綺麗に片付けられており、洗濯物はここにお願いしますとノエの字で書かれていた。
周りをみても洗剤が見当たらない。
「なるほど、新年明けてから洗うのかな」
ドアノッカーの音が聞こえた。
忙しい。
ディーオのタオルも用意しないといけないし。
出てみるとゴミ回収屋の少年だった。
年末なので早めに回収しに来たらしい。大変よねー……さて問題も一つ解決したし私も寝室に戻って適当に着替える。借りた服は後日返そう。
あと、ディーオのためにタオルなどを……あ。
ど、どうしよう。考えてなかった事がおきた。
ええい! もうしょうがない。
◇◇◇
私もシャワーを浴びて応接間へと入った。
むすっとした顔のディーオが暖炉の前で火に当たっている。
「ええっと、怒っている?」
「怒ってはいない」
「そういう事言う人って怒ってるのよねぇ」
「では、仮に怒っていたとしよう、しかし、善意でやってもらった事に対して怒る事はできまい。それに結果が悪かったのであり、君の行った行為はすばらしい物だった」
身に着けているのがタオルとガウンだけのディーオはため息をつくと暖炉の前に戻った。
そう、着替えがなかった。
一応だ。
私も高身長なので、まだ履いてない【女性用の下着】と胸元がちょっと変形したシャツっぽいやつを代わりに用意したけど不服だったらしい。
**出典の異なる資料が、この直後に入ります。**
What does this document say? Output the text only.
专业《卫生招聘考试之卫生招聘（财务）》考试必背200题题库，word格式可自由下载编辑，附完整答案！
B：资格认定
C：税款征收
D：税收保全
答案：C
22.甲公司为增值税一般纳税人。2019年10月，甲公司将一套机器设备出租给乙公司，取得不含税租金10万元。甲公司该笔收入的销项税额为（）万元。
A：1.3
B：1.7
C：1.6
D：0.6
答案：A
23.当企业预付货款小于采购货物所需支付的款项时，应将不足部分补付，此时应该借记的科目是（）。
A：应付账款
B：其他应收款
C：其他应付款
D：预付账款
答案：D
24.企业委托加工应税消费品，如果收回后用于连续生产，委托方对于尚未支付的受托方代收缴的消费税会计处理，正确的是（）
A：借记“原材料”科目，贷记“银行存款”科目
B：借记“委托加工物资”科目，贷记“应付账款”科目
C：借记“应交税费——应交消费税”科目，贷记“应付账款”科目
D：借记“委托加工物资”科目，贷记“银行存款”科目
ディーオは私に、タオルを貰うぞ。と言うとタオル三枚で下を隠して、これまた私のガウンを羽織っている。
ちなみにガウンも買い取る。と、言われた。
「服を手洗う、洗剤を貰いたい」
「いやーそれがね、私もそうしようと思ったのよ。最初は……。
でもノエが道具含めて綺麗に掃除してあって、洗濯用の洗剤はなかったのよ」
「仕方が無い、もう一度浴室にいって石けんか何かで洗う。明日にはそれを着て帰る」
「えっ!」
それは不味い。
どれぐらい不味いかというと。
「どうした?」
「いやーあんまり汚いでしょ。捨てちゃった」
「なっ……」
ディーオがお風呂入っている間に、服をまとめていたらゴミ回収が来て、着替えの事を考えてなかった私はそのままゴミに出した。
その事を説明すると、ひどく落ち込んだ顔になった。
「だからごめんって、明日買って来るから」
「主な店は休業だぞ」
「確かに! ええっと……ガウンで帰るとか。あっそうだ。買わなくても私がディーオの家へいって服を探せばいいじゃない」
「と、思うだろ? 天才であるボクは戸締りもしっかりしている、家の鍵は服につけて置いた」
おーまいがっ! じゃぁ私は鍵も服も捨てたって事になる。
もはや燃え尽きたように見えるディーオに、かける言葉が一つしかない。